Ho ritrovato nella cucina genovese i sapori dei cibi che più amo: i minestroni di verdure, densi e spessi, come quelli che preparava mia madre; le acciughe fritte e croccanti come quelle che si gustano nei ristorantini sotto il Ponte di Galata; le torte pasqualine infarcite di verdure dell’orto che ricordano nella loro preparazione in modo impressionante il nostro börek.”
Così Orhan Pamuk, scrittore turco Premio Nobel per la Letteratura nel 2006, ha descritto la Superba paragonandola alla sua natia Istanbul, la città da sempre finestra sull’oriente, confine tra mondo occidentale e mondo arabo.
La porta attraverso la quale nel corso dei secoli cristiani e musulmani si sono a volte tesi la mano, ma più spesso sferrati un pugno.
Ospite a Genova nel maggio 2011 per una conferenza a Palazzo Ducale ha trascorso il suo tempo libero passeggiando, come un turista qualunque, per i vicoli del centro cittadino.
Autore di numerosi libri di successo quali “La Nuova Vita”, “Il Castello Bianco”, “ La Casa del Silenzio”, “Il mio nome è rosso”, “Neve”, “Istanbul” solo per citare i titoli più noti della sua feconda produzione. Si tratta di pubblicazioni, romanzi e saggi che hanno tutti come comune denominatore un amore viscerale e smisurato per la vecchia Bisanzio e la Turchia del passato.

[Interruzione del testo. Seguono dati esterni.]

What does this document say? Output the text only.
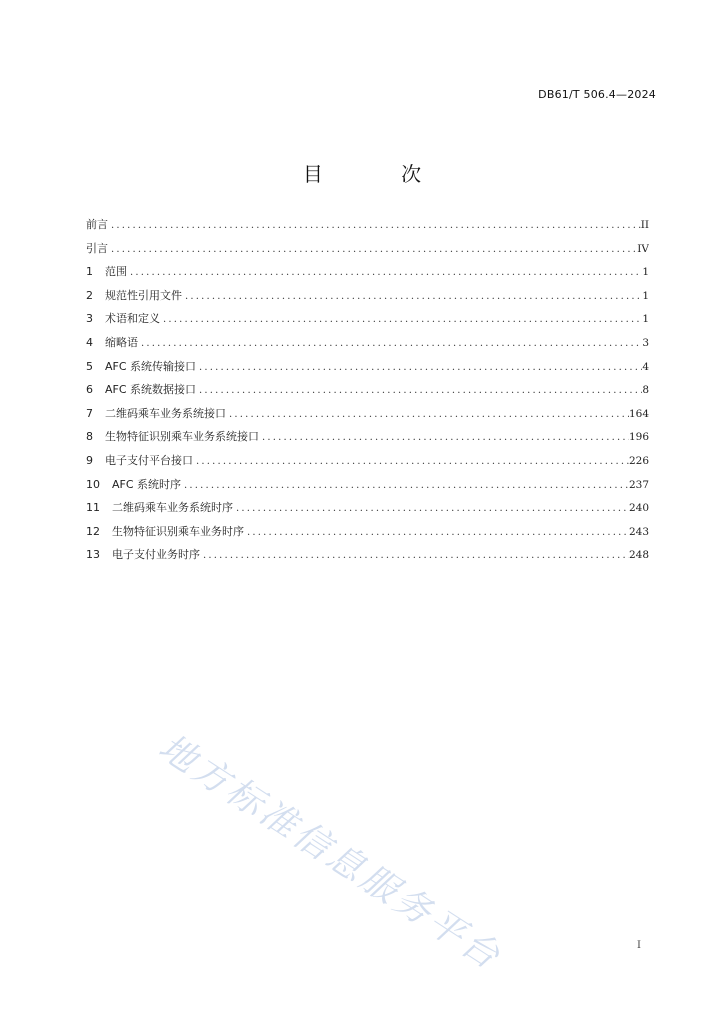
DB61/T 506.4—2024
目 次
前言 .....	II
引言 .....	IV
1	范围 .....	1
2	规范性引用文件 .....	1
3	术语和定义 .....	1
4	缩略语 .....	3
5	AFC 系统传输接口 .....	4
6	AFC 系统数据接口 .....	8
7	二维码乘车业务系统接口 .....	164
8	生物特征识别乘车业务系统接口 .....	196
9	电子支付平台接口 .....	226
10	AFC 系统时序 .....	237
11	二维码乘车业务系统时序 .....	240
12	生物特征识别乘车业务时序 .....	243
13	电子支付业务时序 .....	248
地方标准信息服务平台	I
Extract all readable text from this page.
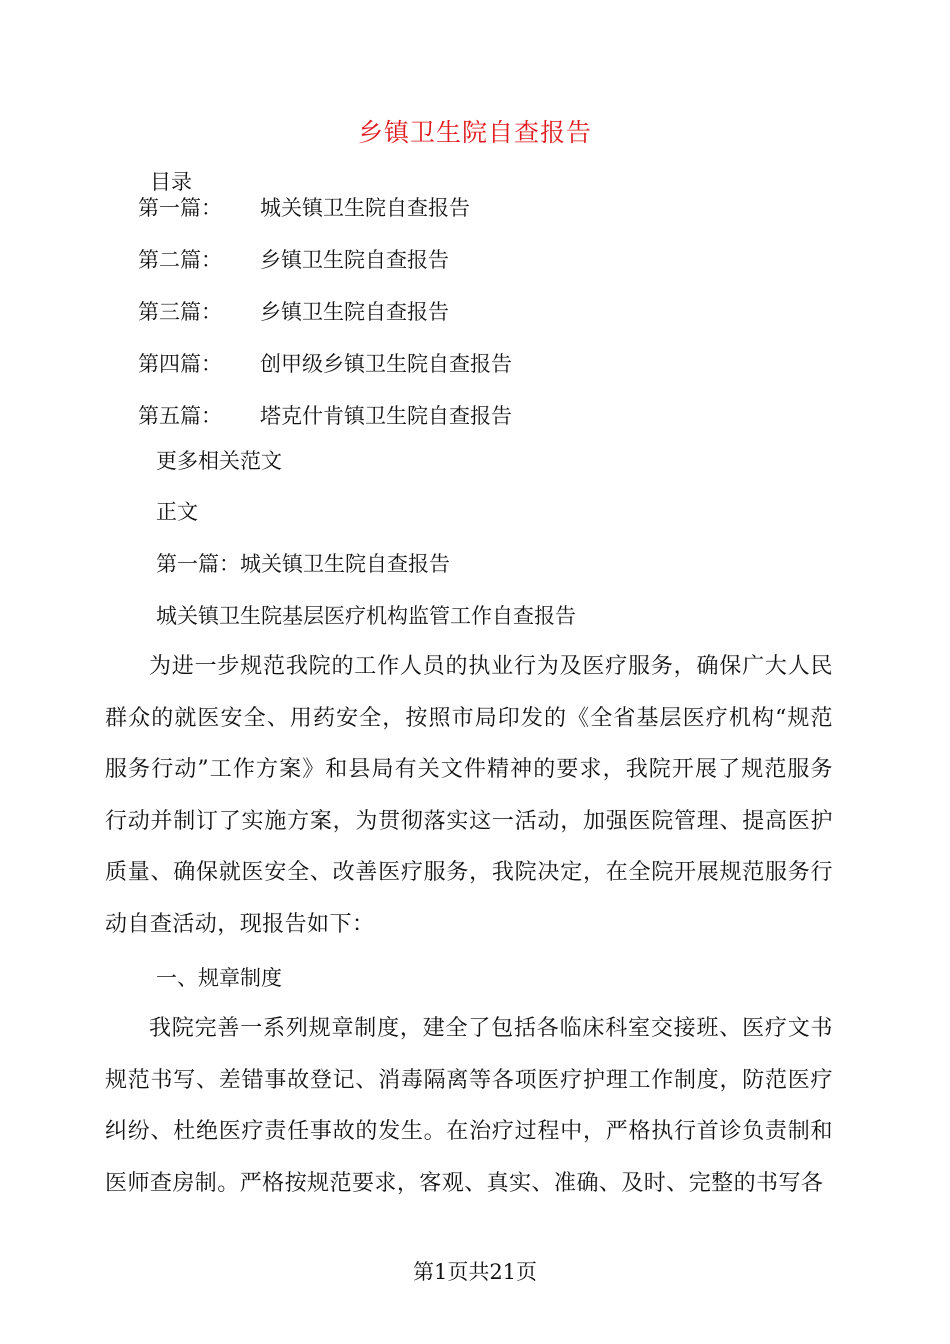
乡镇卫生院自查报告
目录
第一篇： 城关镇卫生院自查报告
第二篇： 乡镇卫生院自查报告
第三篇： 乡镇卫生院自查报告
第四篇： 创甲级乡镇卫生院自查报告
第五篇： 塔克什肯镇卫生院自查报告
更多相关范文
正文
第一篇：城关镇卫生院自查报告
城关镇卫生院基层医疗机构监管工作自查报告

为进一步规范我院的工作人员的执业行为及医疗服务，确保广大人民群众的就医安全、用药安全，按照市局印发的《全省基层医疗机构“规范服务行动”工作方案》和县局有关文件精神的要求，我院开展了规范服务行动并制订了实施方案，为贯彻落实这一活动，加强医院管理、提高医护质量、确保就医安全、改善医疗服务，我院决定，在全院开展规范服务行动自查活动，现报告如下：

一、规章制度

我院完善一系列规章制度，建全了包括各临床科室交接班、医疗文书规范书写、差错事故登记、消毒隔离等各项医疗护理工作制度，防范医疗纠纷、杜绝医疗责任事故的发生。在治疗过程中，严格执行首诊负责制和医师查房制。严格按规范要求，客观、真实、准确、及时、完整的书写各

第1页共21页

Un mondo ricco di personaggi e suggestioni utilizzati come poetica chiave di lettura per comprendere e spiegare quella del presente e del futuro.
Genova, come Istanbul, capitale del Mediterraneo.
In Copertina: Gatti di Istanbul. Foto di Carolina Sabbatini.
Scrittore di grande spessore che amo molto. In comune abbiamo due amori: Genova e Istanbul, che conosco molto bene e dove vorrei tornare.
Fantastico andrò a comprare un libro di questo scrittore a me il centro storico di Genova ricorda i suk di Tripoli Libya mia città natale
Non sono mai stata a Istanbul e quindi non posso dare giudizi.Penso che lo scrittore sia rimasto affascinato dagli odori dai sapori e dall’ atmosfera che si avverte girando per Genova, ma per il resto sono certa che le due città non si possono paragonare.
Vero verissimo, a Istanbul si respira aria di Genova: colori, palazzi, i vicoli stretti…sono rimasta folgorata…c’è persino una porta, inglobata in un palazzo, che ha la forma di Porta Soprana o di Porta dei Vacca…
Te ne ricordi il nome e hai qualche foto Barbara?